The human reader – The traditional, printed, hard copy resume (yes, it does still have a primary place in job hunting!) is created to attract the human eye and attention. With the advantages of word processing applications, sophisticated formatting is possible and should be applied strategically to create eye-appeal and draw the readers’ attention to key qualifications. The computer reader – The electronic or computer-optimized resume is designed, first and foremost, to be readable by the computer. There are several types of electronic resumes, but the common element of all is the ability to be searched by keyword. Of course, once your resume has been tagged as matching a keyword search, it will be reviewed by a human.
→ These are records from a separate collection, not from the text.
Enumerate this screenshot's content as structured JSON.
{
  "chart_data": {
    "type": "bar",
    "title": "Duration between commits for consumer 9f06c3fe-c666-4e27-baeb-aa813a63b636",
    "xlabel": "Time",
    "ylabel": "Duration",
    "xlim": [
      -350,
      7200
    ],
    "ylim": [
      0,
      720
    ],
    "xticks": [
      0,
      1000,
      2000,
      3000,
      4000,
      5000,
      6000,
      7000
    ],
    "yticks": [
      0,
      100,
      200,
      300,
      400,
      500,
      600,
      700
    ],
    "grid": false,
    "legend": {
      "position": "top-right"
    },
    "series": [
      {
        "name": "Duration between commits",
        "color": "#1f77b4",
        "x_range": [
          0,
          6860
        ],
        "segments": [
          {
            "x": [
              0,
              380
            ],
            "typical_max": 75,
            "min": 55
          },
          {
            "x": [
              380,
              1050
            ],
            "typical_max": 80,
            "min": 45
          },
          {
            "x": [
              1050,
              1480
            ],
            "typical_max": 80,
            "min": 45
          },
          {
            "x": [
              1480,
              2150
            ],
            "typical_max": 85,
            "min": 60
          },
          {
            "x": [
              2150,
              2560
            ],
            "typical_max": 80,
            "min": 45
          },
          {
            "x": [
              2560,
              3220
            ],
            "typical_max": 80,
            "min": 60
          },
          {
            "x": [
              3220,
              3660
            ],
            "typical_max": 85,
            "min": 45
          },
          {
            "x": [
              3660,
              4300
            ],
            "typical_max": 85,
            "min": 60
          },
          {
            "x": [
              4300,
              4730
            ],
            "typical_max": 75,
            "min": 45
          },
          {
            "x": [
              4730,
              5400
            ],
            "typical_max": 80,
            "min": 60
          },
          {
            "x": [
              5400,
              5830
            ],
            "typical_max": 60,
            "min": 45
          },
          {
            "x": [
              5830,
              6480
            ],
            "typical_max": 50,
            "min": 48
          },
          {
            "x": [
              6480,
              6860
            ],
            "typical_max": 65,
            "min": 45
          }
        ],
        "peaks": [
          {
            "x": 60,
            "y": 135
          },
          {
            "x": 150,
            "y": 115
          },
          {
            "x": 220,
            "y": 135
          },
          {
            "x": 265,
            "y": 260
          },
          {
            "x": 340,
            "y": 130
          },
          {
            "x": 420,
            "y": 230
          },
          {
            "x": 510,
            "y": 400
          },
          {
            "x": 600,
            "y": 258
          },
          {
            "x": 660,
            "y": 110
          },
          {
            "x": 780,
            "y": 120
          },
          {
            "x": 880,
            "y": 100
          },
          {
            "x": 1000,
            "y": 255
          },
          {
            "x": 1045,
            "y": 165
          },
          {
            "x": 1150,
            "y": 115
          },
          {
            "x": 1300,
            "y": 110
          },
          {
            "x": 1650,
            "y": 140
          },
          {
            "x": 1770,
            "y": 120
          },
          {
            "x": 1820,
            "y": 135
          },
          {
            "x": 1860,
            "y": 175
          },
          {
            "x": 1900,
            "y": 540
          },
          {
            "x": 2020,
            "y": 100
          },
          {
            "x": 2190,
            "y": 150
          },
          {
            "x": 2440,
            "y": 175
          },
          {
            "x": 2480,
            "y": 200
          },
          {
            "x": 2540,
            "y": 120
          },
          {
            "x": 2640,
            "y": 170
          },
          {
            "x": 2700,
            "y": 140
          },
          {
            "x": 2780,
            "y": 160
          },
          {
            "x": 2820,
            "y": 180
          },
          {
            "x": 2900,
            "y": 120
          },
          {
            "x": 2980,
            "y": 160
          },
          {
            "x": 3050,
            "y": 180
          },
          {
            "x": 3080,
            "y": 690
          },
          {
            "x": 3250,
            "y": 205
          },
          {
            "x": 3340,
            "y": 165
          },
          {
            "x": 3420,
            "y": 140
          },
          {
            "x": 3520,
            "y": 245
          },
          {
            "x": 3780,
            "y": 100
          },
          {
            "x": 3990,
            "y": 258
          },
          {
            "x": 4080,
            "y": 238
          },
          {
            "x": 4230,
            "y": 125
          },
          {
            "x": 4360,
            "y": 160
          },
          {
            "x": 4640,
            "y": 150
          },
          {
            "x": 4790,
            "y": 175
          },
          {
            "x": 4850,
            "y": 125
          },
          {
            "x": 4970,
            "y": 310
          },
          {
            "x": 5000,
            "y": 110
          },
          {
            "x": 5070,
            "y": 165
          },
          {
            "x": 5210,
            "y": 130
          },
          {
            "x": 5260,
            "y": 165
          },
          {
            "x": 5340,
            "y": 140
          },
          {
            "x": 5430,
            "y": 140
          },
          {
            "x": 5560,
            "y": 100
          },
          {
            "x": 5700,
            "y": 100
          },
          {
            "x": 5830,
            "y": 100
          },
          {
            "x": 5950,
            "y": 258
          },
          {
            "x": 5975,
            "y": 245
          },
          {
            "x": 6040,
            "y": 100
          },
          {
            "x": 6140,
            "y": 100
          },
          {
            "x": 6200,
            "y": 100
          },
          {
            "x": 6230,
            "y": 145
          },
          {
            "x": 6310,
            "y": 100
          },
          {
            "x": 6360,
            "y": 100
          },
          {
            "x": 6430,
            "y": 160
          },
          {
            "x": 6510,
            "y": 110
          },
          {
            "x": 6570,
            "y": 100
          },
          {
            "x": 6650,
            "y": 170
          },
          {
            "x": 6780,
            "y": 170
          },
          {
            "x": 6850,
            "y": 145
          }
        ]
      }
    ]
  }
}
So compelling, easy-to-read content is just as important in the electronic resume as in the traditional resume. Miss these points and the effects could be devastating…you might send out hundreds of resumes only to sit at home and wonder why nobody, not even one company or headhunter, has called you for an interview. There are fundamental formatting differences between traditional and electronic resumes. If you do not understand these differences, your resume will make it into very few – if any – resume databases.